Language models struggle with template literals and escaped markdown. It is revealing when considering the "intelligence" of the technology.
Tools can generate extra work when they attempt to be clever with prompt injection, e.g. enriching the user input with additional guidance. For instance, CodeX attempts to address // TODO:s in the code by hard-coded interpretation of them being implementation tasks, while some of them can be there just to remind to write more comments. This leads to unwanted code and refactoring to be generated in place where simple comments are expected.
LLMs have different "perceived values" than the user. For instance, a model is completely fine to use deprecated functions even if better modern alternatives exist. Addressing them on system prompt level seems wasteful, because you would need to negate unknowns one-by-one.

Starting point

Strong guardrails on increases speed (parental chill mode).

Manually configured project setup and pre-defined scripts for building and testing is better than asking model to do it.
Strict setup prevents a category of potential mistakes later.
Explicit request:
- Do not try running shell-scripts.
- Do not try to install packages.
- Focus only on code itself.

Workflow

Splitting the workflow to different models and stages makes it easier to manage:
- "Spec-driven" -approach can be followed without "formal" approaches like Github Speck Kit or Amazon's Kiro.
Oppose to what might be commonly suggested: keeping everything in the same file as long as possible improves the model overall performance.
- No pre-mature splitting of code: it does not make sense to make conceptual splits, if the idea remains vague during the rapid cycles.
- Early-split logic tends to leave noise behind: unused files, partially implemented utilities, hard-coded values in duplicated places.
- Language models are bad at re-thinking the splits and organisations.

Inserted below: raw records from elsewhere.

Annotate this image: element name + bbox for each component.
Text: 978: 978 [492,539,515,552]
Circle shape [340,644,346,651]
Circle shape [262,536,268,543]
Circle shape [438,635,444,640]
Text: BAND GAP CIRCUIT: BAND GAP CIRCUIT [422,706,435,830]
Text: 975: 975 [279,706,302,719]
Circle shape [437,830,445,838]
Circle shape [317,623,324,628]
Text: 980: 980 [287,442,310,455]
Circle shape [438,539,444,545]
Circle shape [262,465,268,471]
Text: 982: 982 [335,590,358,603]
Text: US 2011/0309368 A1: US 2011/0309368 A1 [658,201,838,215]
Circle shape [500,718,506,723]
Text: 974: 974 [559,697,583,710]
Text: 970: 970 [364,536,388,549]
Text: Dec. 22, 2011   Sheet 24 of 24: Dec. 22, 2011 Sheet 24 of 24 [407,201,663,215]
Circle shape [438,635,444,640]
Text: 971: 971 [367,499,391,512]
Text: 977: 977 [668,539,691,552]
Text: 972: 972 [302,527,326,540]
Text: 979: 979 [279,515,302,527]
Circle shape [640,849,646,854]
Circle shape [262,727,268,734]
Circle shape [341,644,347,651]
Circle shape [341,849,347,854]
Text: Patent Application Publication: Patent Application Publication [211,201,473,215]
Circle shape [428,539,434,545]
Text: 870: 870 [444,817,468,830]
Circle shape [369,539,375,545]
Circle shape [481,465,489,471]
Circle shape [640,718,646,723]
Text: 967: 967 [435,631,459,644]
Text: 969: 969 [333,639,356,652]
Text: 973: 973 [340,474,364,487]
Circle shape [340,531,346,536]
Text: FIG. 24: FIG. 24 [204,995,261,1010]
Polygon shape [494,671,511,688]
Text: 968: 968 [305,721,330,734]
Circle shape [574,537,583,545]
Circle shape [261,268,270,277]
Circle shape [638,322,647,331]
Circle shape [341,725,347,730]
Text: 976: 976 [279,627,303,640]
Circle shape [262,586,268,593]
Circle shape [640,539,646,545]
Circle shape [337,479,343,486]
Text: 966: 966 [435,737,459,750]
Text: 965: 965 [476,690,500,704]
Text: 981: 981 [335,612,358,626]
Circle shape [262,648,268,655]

The quality of refactoring is often very low without strong guidance.
  - I suspect the root cause is fact the nature of language model inference is stateless. This leads to a situation where previously LLM generated content is considered user generated. The roles get mixed up which in turn places wrong emphasis on the characteristics of the content. This is sometimes visible when the initial response starts "Let me see your code first...", even though the most recent change came from LLM itself. The result would be conceptually different, if the weight of the intention would not be placed on the user, rather, it would be considered as model's own incorrect reasoning. I believe this connects to the "please the user" -problem.

Example flow

In ChatGPT, iterate and refine the goal and high-level needs. Ask for outputs in a format another LLM can digest. Explicitly prevent starting generation of code. Allow analysis of the existing codebase only as reference. Ensure prompts are stateless and portable so later models need no shared context.
In GitHub Copilot, use that output as input. Push the model to clarify vague parts. Repeat “ask more questions” several times; models tend to default to pleasing instead of probing.
Ask Copilot for an executable, prioritized task list. Review the task list to understand what is about to happen, select tasks you’ll pursue. Save a copy of the task list.
Use a single task as the seed prompt for each new chat.
Expect task list to go stale quickly. Trim auxiliary files and bloat aggressively to keep momentum and clarity. Commit relevant progress. Eagerly drop the tasklist if no progress is made.

Model selection

Models and providers differ, but not that much in the big picture
- In terms of quality of output: Claude Sonnet 4 (and now 4.5) is the best model. Everything else is worse in different ways.
- "GPT-5 Codex" responses has the best structure: concise, clear and no bloat.
- Claude (especially the CLI) has the best interaction for programming.